The authors of the study, Gerald Gurney and Carla Winters, question how students who do extremely poorly on their SATs or ACTs and also on the Wide Ranging Achievement Test (which measures very basic academic skills) can get good enough grades in high school to offset their poor scores. Their answer: grade inflation.
NCAA officials ignore facts and compare apples and oranges to explain away the study’s findings. One official says that “there just aren’t any students” who fit the authors’ description of academically unqualified, adding that only 81 of the 25,000 freshman athletes who met the eligibility rules in 2009–10 scored less than a combined 700 on the SAT math and reading sections. Problem is, Gurney and Winters used 820 as their minimum standard for competence — a more reasonable threshold.
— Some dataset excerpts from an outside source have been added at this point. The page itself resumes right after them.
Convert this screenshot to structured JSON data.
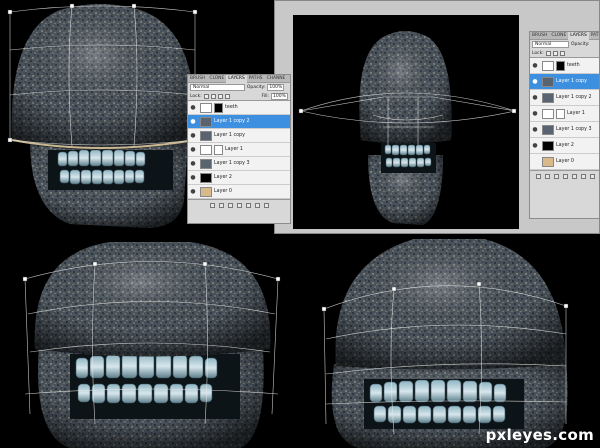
{
  "watermark": "pxleyes.com",
  "palette_small": {
    "tabs": [
      "BRUSH",
      "CLONE",
      "LAYERS",
      "PATHS",
      "CHANNE"
    ],
    "active_tab": "LAYERS",
    "blend_mode": "Normal",
    "opacity_label": "Opacity:",
    "opacity_value": "100%",
    "lock_label": "Lock:",
    "fill_label": "Fill:",
    "fill_value": "100%",
    "layers": [
      {
        "name": "teeth",
        "thumb": "mask",
        "selected": false,
        "visible": true
      },
      {
        "name": "Layer 1 copy 2",
        "thumb": "stone",
        "selected": true,
        "visible": true
      },
      {
        "name": "Layer 1 copy",
        "thumb": "stone",
        "selected": false,
        "visible": true
      },
      {
        "name": "Layer 1",
        "thumb": "mask",
        "selected": false,
        "visible": true
      },
      {
        "name": "Layer 1 copy 3",
        "thumb": "stone",
        "selected": false,
        "visible": true
      },
      {
        "name": "Layer 2",
        "thumb": "black",
        "selected": false,
        "visible": true
      },
      {
        "name": "Layer 0",
        "thumb": "photo",
        "selected": false,
        "visible": true
      }
    ]
  },
  "palette_large": {
    "tabs": [
      "BRUSH",
      "CLONE",
      "LAYERS",
      "PATHS",
      "CHANNE"
    ],
    "active_tab": "LAYERS",
    "blend_mode": "Normal",
    "opacity_label": "Opacity:",
    "opacity_value": "100%",
    "lock_label": "Lock:",
    "fill_label": "Fill:",
    "fill_value": "100%",
    "layers": [
      {
        "name": "teeth",
        "thumb": "mask",
        "selected": false,
        "visible": true
      },
      {
        "name": "Layer 1 copy",
        "thumb": "stone",
        "selected": true,
        "visible": true
      },
      {
        "name": "Layer 1 copy 2",
        "thumb": "stone",
        "selected": false,
        "visible": true
      },
      {
        "name": "Layer 1",
        "thumb": "mask",
        "selected": false,
        "visible": true
      },
      {
        "name": "Layer 1 copy 3",
        "thumb": "stone",
        "selected": false,
        "visible": true
      },
      {
        "name": "Layer 2",
        "thumb": "black",
        "selected": false,
        "visible": true
      },
      {
        "name": "Layer 0",
        "thumb": "photo",
        "selected": false,
        "visible": false
      }
    ]
  },
  "colors": {
    "background": "#000000",
    "ui_gray": "#d8d8d8",
    "selection_blue": "#3d8fe0",
    "stone_dark": "#3e4650",
    "stone_light": "#8a8a82",
    "teeth": "#c9d8df",
    "warp_grid": "#e8e8e8"
  }
}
The NCAA is considering raising the minimum high-school GPA for freshman eligibility from 2.0 to 2.3 on a 4.0 scale. If the Gurney and Winters are correct, and I strongly suspect they are, it won’t mean a darn thing: The NCAA way is to put tiny band-aids on giant sucking chest wounds, then perform amazing feats of hand-holding, smoke-screening, and wagon-circling to maintain a façade of good health. As a result, the entire academy gets corrupted.